Optima is launching a plasma scanner in the near future, a step that it says will help doctors diagnose more accurately the condition of patients who have the disease.
The new technology is part of the company’s efforts to expand into the healthcare industry, with a focus on the treatment of cancer.
The company has previously focused on plasma scans for cancer patients, and this will be its first major foray into healthcare.
Optima, which is based in Perth, is one of the largest plasma scanner manufacturers in the world.
“In cancer, there are a lot of different types of cancers, and we’re looking at many different types,” Mr Lachlan said.
The company’s plasma scanning technology has been used in Australia, where it’s been used to diagnose lung cancer. “
This is something that we’ve been working on for the last 10 years.”
The company’s plasma scanning technology has been used in Australia, where it’s been used to diagnose lung cancer.
But it’s also used in cancer research around the world, and the company says it can help doctors and patients understand how cancer is progressing and how they might respond to different treatments.
The scanning technology works by taking an image of the patient’s blood and using that to create a 3D image of their blood vessels.
The result is then sent back to a lab, where the researchers can see how the cells are progressing.
The technology is currently used in a number of clinical trials, including for a rare blood cancer called non-Hodgkin lymphoma.
The scanner’s biggest drawback is that it only works on certain types of cells, which can vary widely.
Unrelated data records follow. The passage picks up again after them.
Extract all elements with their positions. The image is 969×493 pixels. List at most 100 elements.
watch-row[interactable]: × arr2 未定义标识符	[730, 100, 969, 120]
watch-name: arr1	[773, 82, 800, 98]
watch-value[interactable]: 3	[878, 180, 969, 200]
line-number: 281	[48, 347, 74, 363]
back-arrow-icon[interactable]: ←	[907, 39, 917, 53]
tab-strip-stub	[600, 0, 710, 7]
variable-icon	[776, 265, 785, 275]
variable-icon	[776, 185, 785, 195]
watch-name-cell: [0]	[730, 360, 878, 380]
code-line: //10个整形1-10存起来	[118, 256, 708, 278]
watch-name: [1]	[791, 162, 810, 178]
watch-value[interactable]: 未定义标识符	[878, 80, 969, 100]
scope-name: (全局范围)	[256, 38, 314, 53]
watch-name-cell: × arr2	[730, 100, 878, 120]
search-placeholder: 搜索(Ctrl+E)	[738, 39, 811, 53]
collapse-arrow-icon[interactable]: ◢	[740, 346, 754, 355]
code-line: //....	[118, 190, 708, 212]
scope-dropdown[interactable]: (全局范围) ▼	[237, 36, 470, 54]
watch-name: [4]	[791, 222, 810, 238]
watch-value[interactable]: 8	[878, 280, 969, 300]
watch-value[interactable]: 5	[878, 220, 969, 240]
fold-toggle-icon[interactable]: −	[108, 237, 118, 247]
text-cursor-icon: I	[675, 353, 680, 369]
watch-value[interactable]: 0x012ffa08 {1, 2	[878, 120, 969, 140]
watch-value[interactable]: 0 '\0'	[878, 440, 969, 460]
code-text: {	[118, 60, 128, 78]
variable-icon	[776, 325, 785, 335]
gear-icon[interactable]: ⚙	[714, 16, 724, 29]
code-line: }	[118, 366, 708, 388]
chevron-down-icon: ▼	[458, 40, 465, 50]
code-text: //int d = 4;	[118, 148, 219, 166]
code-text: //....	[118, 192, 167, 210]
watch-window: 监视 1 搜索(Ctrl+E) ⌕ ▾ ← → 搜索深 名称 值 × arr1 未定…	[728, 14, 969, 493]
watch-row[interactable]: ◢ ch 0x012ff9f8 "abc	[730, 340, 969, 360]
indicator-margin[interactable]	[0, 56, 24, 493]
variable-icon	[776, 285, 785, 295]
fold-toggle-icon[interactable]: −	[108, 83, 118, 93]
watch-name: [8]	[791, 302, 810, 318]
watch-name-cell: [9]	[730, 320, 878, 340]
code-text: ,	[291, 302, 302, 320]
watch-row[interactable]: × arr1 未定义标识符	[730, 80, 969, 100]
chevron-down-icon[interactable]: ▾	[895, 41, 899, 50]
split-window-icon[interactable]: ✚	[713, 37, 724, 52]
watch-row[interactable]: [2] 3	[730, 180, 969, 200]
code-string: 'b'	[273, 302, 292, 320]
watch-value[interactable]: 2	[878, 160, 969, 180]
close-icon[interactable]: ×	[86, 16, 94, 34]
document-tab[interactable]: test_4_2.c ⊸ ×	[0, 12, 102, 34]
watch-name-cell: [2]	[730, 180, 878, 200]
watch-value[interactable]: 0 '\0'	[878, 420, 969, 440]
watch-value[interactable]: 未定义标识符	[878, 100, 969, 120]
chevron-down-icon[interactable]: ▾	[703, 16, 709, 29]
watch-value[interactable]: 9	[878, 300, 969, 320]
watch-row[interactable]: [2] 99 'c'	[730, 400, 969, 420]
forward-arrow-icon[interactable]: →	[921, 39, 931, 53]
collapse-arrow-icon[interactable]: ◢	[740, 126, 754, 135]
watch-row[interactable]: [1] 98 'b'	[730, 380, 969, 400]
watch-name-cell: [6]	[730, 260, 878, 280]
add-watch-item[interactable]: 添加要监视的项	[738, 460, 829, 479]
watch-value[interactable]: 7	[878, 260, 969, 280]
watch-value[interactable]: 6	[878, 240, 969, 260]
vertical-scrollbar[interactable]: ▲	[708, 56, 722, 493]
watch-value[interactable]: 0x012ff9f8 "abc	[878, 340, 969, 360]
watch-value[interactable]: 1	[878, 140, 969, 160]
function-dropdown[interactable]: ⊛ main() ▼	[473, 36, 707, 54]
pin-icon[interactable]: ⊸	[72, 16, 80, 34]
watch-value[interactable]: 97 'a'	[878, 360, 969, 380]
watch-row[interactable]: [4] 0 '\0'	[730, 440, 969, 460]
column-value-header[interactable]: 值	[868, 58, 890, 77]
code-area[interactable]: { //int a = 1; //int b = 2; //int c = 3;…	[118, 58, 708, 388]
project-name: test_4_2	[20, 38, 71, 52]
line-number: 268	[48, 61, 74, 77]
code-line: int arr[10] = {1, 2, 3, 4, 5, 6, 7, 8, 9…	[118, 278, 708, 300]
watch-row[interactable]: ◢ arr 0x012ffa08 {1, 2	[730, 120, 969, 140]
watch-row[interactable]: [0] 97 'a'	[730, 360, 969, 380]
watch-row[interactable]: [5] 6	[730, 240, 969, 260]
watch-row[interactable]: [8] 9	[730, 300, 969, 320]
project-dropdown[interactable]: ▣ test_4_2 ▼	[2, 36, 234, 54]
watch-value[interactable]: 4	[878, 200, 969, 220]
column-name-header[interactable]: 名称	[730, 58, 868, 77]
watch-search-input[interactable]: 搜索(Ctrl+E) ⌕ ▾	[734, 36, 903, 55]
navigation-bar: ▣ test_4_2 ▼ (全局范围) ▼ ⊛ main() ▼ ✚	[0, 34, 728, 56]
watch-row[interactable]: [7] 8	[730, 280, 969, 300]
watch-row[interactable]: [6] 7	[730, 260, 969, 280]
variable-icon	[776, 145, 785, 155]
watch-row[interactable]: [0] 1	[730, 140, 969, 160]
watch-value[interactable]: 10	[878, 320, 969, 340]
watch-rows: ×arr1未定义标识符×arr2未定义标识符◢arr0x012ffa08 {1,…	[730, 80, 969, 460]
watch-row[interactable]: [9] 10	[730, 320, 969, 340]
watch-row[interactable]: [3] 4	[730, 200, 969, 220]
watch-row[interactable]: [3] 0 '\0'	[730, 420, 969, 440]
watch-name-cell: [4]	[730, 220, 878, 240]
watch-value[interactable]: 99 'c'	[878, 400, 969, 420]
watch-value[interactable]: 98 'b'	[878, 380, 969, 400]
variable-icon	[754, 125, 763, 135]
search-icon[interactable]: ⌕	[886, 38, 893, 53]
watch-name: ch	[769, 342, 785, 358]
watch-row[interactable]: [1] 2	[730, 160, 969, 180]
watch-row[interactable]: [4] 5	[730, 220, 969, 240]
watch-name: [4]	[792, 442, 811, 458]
The team says it’s looking into improving the technology in the next few years, and they have the capacity to expand to the healthcare sector.
Optimas technology, which uses a laser scanner, was first introduced in 2015, but has since grown into a company with about 200 employees.
It was founded by entrepreneur Mark Jellicoe, who founded the company in 2009.
Mr Jellis said the technology could potentially be used in more than just lung cancer, and said it could also be used to screen for other diseases as well.
“We think we’re very close to being able to scan for all kinds of cancers,” Mr Jells said.
He said the company had been working with doctors in a few centres to bring the technology to life, and he was optimistic that patients would be able to access it soon.
“The scanner’s been developed for lung cancer but it could potentially work for other cancers,” he said.
“It’s still very early days but it’s a big step forward in the right direction.”
Opta is also looking to expand in the healthcare space.
The Australian Cancer Society has also recently signed on to use the scanner for testing patients.
“I think the biggest challenge for us is the fact that it is still a very nascent technology, and in some ways the potential is there to be able use it in other diseases,” Dr Jennifer Anderton, the director of research and clinical development at the ACS, said.
She said the scanner was also being tested in the US, where Optima currently has a contract with a health insurance company.
“[It] will be very important for the ACS to test it in a wide range of patients,” Dr Ander, who also runs the ACS’s Cancer Research and Treatment Center in Melbourne, said, adding that the technology was also working in the clinic.
Optas is also exploring the possibility of bringing the technology into Australia.
“It’s really exciting for us because it’s such a big industry in Australia that we’re so focused on,” Dr Lachlans said.
The project is still in the early stages and the scanning technology is still developing, but Dr Lathan said he believed it would be an affordable way to get the technology up and running.
“If it’s something that’s affordable and we can do it in Australia in two to three years, we will,” he told The World Today.
He said that the scanning device was being developed to be used at clinics and hospitals, but could also help doctors in the hospital.
“You can look into the patient, you can make some diagnoses and then you can look after them,” Dr Jelles said.